Traffic police and road authorities in different emirates have set ambitious goals to reduce fatality on roads, but the remark of Dr Etienne Krug, Director of WHO’s Department of Violence and Injury Prevention and Disability, is the first of its kind by an international expert that qualifies the UAE to top the list of safest countries in the world.

The UAE ranked 171 out of 179 countires in terms of road safety with 37.1 deaths per 100,000 of population according to the WHO in 2011.

UAE authorities, however, believe that the international estimation is too high and does not reflect the realiity. According to a top police officer in Dubai accident deaths on UAE roads fell from 21.7 per 100,000 inhabitants in 2007 to just three in 2012.

Krug, who also chairs the International Organising Committee for World Conferences on Injury Prevention and Safety Promotion and the UN Road Safety Collaboration said: "Some of the UAE’s legislations are good, but even the most perfect law in the world is only a piece of paper unless it gets transformed into action. And to do that we need the police to enforce the law and we need people to know. So we need campaigns to get the enforcement by the people."

The WHO official is currently in Abu Dhabi to take part in the 18th UN Road Safety Collaboration meeting.

While congratulating the UAE on its “beautiful and good quality” roads, he added that to achieve the ambitious goal the country has to work on several issues including legislations, drink driving, wearing of seatbelts, motorcycle helmets and child restraints.

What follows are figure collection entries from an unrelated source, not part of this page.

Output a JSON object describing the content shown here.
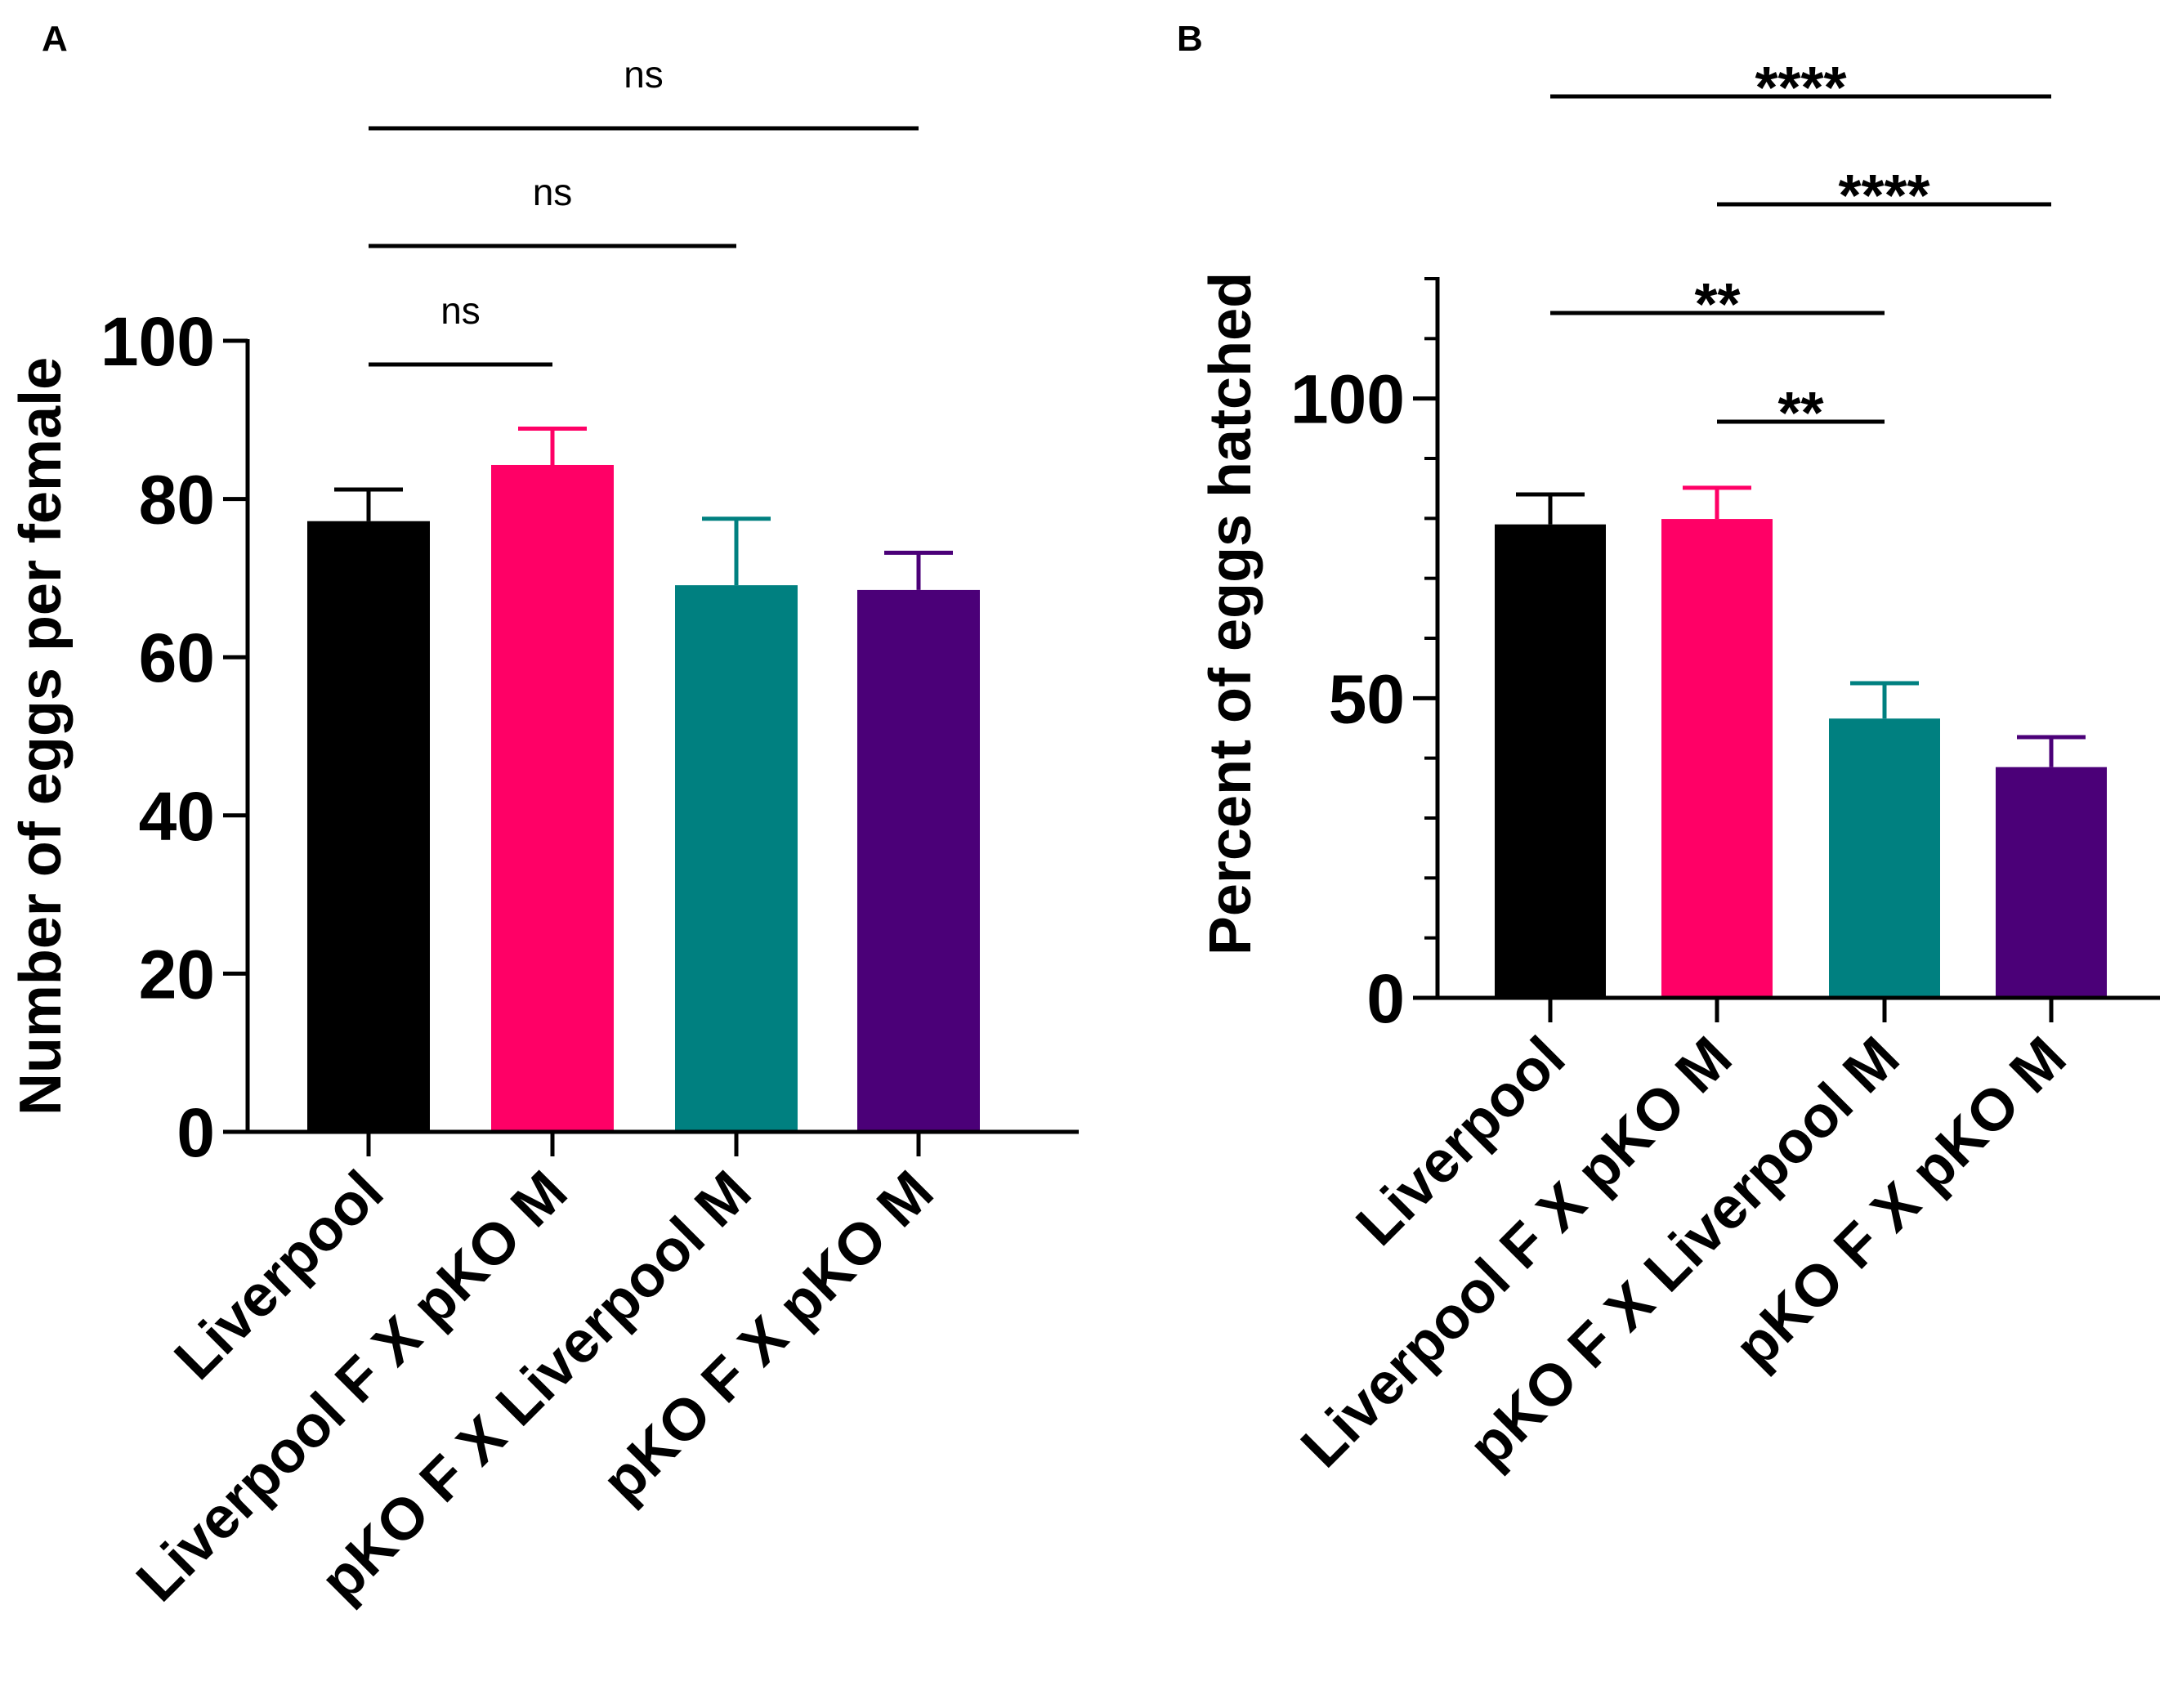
{
  "chart_data": [
    {
      "panel_label": "A",
      "type": "bar",
      "ylabel": "Number of eggs per female",
      "ylim": [
        0,
        100
      ],
      "yticks": [
        "0",
        "20",
        "40",
        "60",
        "80",
        "100"
      ],
      "categories": [
        "Liverpool",
        "Liverpool F X pKO M",
        "pKO F X Liverpool M",
        "pKO F X pKO M"
      ],
      "values": [
        77.2,
        84.3,
        69.1,
        68.5
      ],
      "error_upper": [
        81.2,
        88.9,
        77.5,
        73.2
      ],
      "colors": [
        "#000000",
        "#ff0066",
        "#008080",
        "#4b0078"
      ],
      "significance": [
        {
          "from": 0,
          "to": 3,
          "label": "ns"
        },
        {
          "from": 0,
          "to": 2,
          "label": "ns"
        },
        {
          "from": 0,
          "to": 1,
          "label": "ns"
        }
      ]
    },
    {
      "panel_label": "B",
      "type": "bar",
      "ylabel": "Percent of eggs hatched",
      "ylim": [
        0,
        120
      ],
      "yticks": [
        "0",
        "50",
        "100"
      ],
      "categories": [
        "Liverpool",
        "Liverpool F X pKO M",
        "pKO F X Liverpool M",
        "pKO F X pKO M"
      ],
      "values": [
        79.0,
        79.9,
        46.6,
        38.5
      ],
      "error_upper": [
        84.0,
        85.1,
        52.5,
        43.5
      ],
      "colors": [
        "#000000",
        "#ff0066",
        "#008080",
        "#4b0078"
      ],
      "significance": [
        {
          "from": 0,
          "to": 3,
          "label": "****"
        },
        {
          "from": 1,
          "to": 3,
          "label": "****"
        },
        {
          "from": 0,
          "to": 2,
          "label": "**"
        },
        {
          "from": 1,
          "to": 2,
          "label": "**"
        }
      ]
    }
  ]
}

“The zero road death by 2020 is an ambitious plan for the UAE, which has all the potential to be in the top five or even the best country in the world in road safety,” Dr Krug, told Gulf News.

“The country is well on its way to achieve its goal of zero death per 100,000 inhabitants by the year 2020, said Dubai Police chief Lieutenant General Dahi Khalfan Tamim in April. The mortality rate on UAE roads which is around 3 per 100,000 of the population compares well with that of Scandivanian countries like Sweden where 2.9 deaths occur per 100,000 inhabitants, Tamim added.

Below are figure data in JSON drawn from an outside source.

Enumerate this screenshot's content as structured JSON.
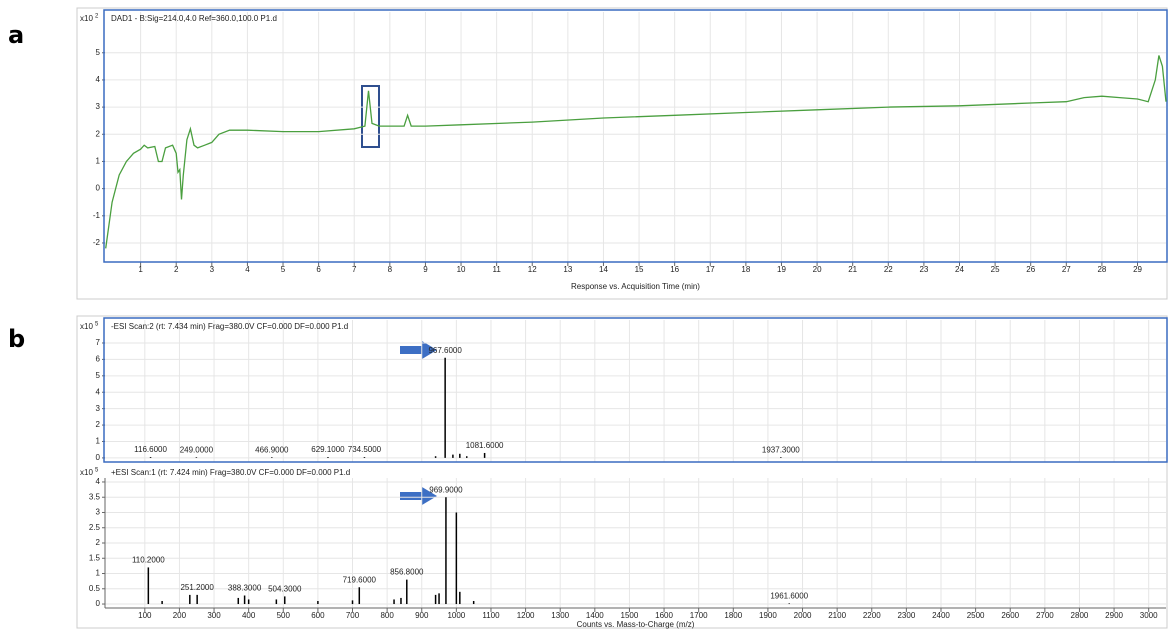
{
  "panel_labels": [
    "a",
    "b"
  ],
  "chart_data": [
    {
      "type": "line",
      "title": "DAD1 - B:Sig=214.0,4.0  Ref=360.0,100.0 P1.d",
      "y_multiplier": "x10",
      "y_exponent": "2",
      "x_label": "Response vs. Acquisition Time (min)",
      "xlim": [
        0,
        29.8
      ],
      "xticks": [
        1,
        2,
        3,
        4,
        5,
        6,
        7,
        8,
        9,
        10,
        11,
        12,
        13,
        14,
        15,
        16,
        17,
        18,
        19,
        20,
        21,
        22,
        23,
        24,
        25,
        26,
        27,
        28,
        29
      ],
      "ylim": [
        -2.7,
        6.5
      ],
      "yticks": [
        -2,
        -1,
        0,
        1,
        2,
        3,
        4,
        5
      ],
      "grid": true,
      "color": "#4a9f3f",
      "x": [
        0.02,
        0.2,
        0.4,
        0.6,
        0.8,
        1.0,
        1.1,
        1.2,
        1.4,
        1.5,
        1.6,
        1.7,
        1.9,
        2.0,
        2.05,
        2.1,
        2.15,
        2.2,
        2.3,
        2.4,
        2.5,
        2.6,
        2.8,
        3.0,
        3.2,
        3.5,
        4,
        5,
        6,
        7,
        7.3,
        7.4,
        7.5,
        7.7,
        8.4,
        8.5,
        8.6,
        9,
        10,
        12,
        14,
        16,
        18,
        20,
        22,
        24,
        26,
        27,
        27.5,
        28,
        28.5,
        29,
        29.3,
        29.5,
        29.6,
        29.7,
        29.8
      ],
      "values": [
        -2.2,
        -0.5,
        0.5,
        1.0,
        1.3,
        1.45,
        1.6,
        1.5,
        1.55,
        1.0,
        1.0,
        1.5,
        1.6,
        1.3,
        0.6,
        0.7,
        -0.4,
        0.5,
        1.8,
        2.2,
        1.6,
        1.5,
        1.6,
        1.7,
        2.0,
        2.15,
        2.15,
        2.1,
        2.1,
        2.2,
        2.3,
        3.6,
        2.4,
        2.3,
        2.3,
        2.7,
        2.3,
        2.3,
        2.35,
        2.45,
        2.6,
        2.7,
        2.8,
        2.9,
        3.0,
        3.05,
        3.15,
        3.2,
        3.35,
        3.4,
        3.35,
        3.3,
        3.2,
        4.0,
        4.9,
        4.5,
        3.2
      ]
    },
    {
      "type": "stem",
      "title": "-ESI Scan:2 (rt: 7.434 min) Frag=380.0V CF=0.000 DF=0.000 P1.d",
      "y_multiplier": "x10",
      "y_exponent": "5",
      "xlim": [
        -15,
        3050
      ],
      "ylim": [
        -0.25,
        8.4
      ],
      "yticks": [
        0,
        1,
        2,
        3,
        4,
        5,
        6,
        7
      ],
      "grid": true,
      "color": "#000000",
      "x": [
        116.6,
        249,
        466.9,
        629.1,
        734.5,
        940,
        967.6,
        990,
        1010,
        1030,
        1081.6,
        1937.3
      ],
      "values": [
        0.05,
        0.04,
        0.04,
        0.05,
        0.05,
        0.1,
        6.1,
        0.2,
        0.25,
        0.1,
        0.3,
        0.04
      ],
      "peak_labels": [
        "116.6000",
        "249.0000",
        "466.9000",
        "629.1000",
        "734.5000",
        null,
        "967.6000",
        null,
        null,
        null,
        "1081.6000",
        "1937.3000"
      ]
    },
    {
      "type": "stem",
      "title": "+ESI Scan:1 (rt: 7.424 min) Frag=380.0V CF=0.000 DF=0.000 P1.d",
      "y_multiplier": "x10",
      "y_exponent": "5",
      "x_label": "Counts vs. Mass-to-Charge (m/z)",
      "xlim": [
        -15,
        3050
      ],
      "xticks": [
        100,
        200,
        300,
        400,
        500,
        600,
        700,
        800,
        900,
        1000,
        1100,
        1200,
        1300,
        1400,
        1500,
        1600,
        1700,
        1800,
        1900,
        2000,
        2100,
        2200,
        2300,
        2400,
        2500,
        2600,
        2700,
        2800,
        2900,
        3000
      ],
      "ylim": [
        -0.13,
        4.13
      ],
      "yticks": [
        0,
        0.5,
        1,
        1.5,
        2,
        2.5,
        3,
        3.5,
        4
      ],
      "grid": true,
      "color": "#000000",
      "x": [
        110.2,
        150,
        230,
        251.2,
        370,
        388.3,
        400,
        480,
        504.3,
        600,
        700,
        719.6,
        820,
        840,
        856.8,
        940,
        950,
        969.9,
        1000,
        1010,
        1050,
        1961.6
      ],
      "values": [
        1.2,
        0.1,
        0.3,
        0.3,
        0.2,
        0.28,
        0.15,
        0.15,
        0.25,
        0.1,
        0.12,
        0.55,
        0.15,
        0.2,
        0.8,
        0.3,
        0.35,
        3.5,
        3.0,
        0.4,
        0.1,
        0.02
      ],
      "peak_labels": [
        "110.2000",
        null,
        null,
        "251.2000",
        null,
        "388.3000",
        null,
        null,
        "504.3000",
        null,
        null,
        "719.6000",
        null,
        null,
        "856.8000",
        null,
        null,
        "969.9000",
        null,
        null,
        null,
        "1961.6000"
      ]
    }
  ]
}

Dr Krug said speeding is an issue in the UAE and failure to wear seatbelts is another issue that need to be addressed.

“Everybody is equal in front of the law and everybody is vulnerable on the road so everybody should abide by road speed limits and wears seatbelts,” he said.

Dr Krug said there are options for preventing road traffic crashes and for improving services for victims and their families. “The road safety and road victim NGOs who gather in Abu Dhabi for the meeting can be instrumental in catalysing the national and international response. They are an inspiration and a reminder that all societies and all of us as individuals need to step up our efforts. So many precious lives are at stake, and inaction is not an option.”

Dr Krug added that WHO is very happy to support the UAE in achieving its goal. “In a way this is why we have this meeting in the UAE capital to show our support and discuss a possible collaboration.”

He praised the UAE’s effort made on safety around schools, efforts to control speeding and to design good quality roads. “So I want to congratulate the UAE for the effort that has already been done, but more needs to be done to achieve the ambitious zero road death,” Dr Krug said.

The UN Road Safety Collaboration meeting, hosted by Abu Dhabi Municipality, updates partners on progress on the Decade of Action for Road Safety 2011-2020 and discusses progress on global road safety initiatives.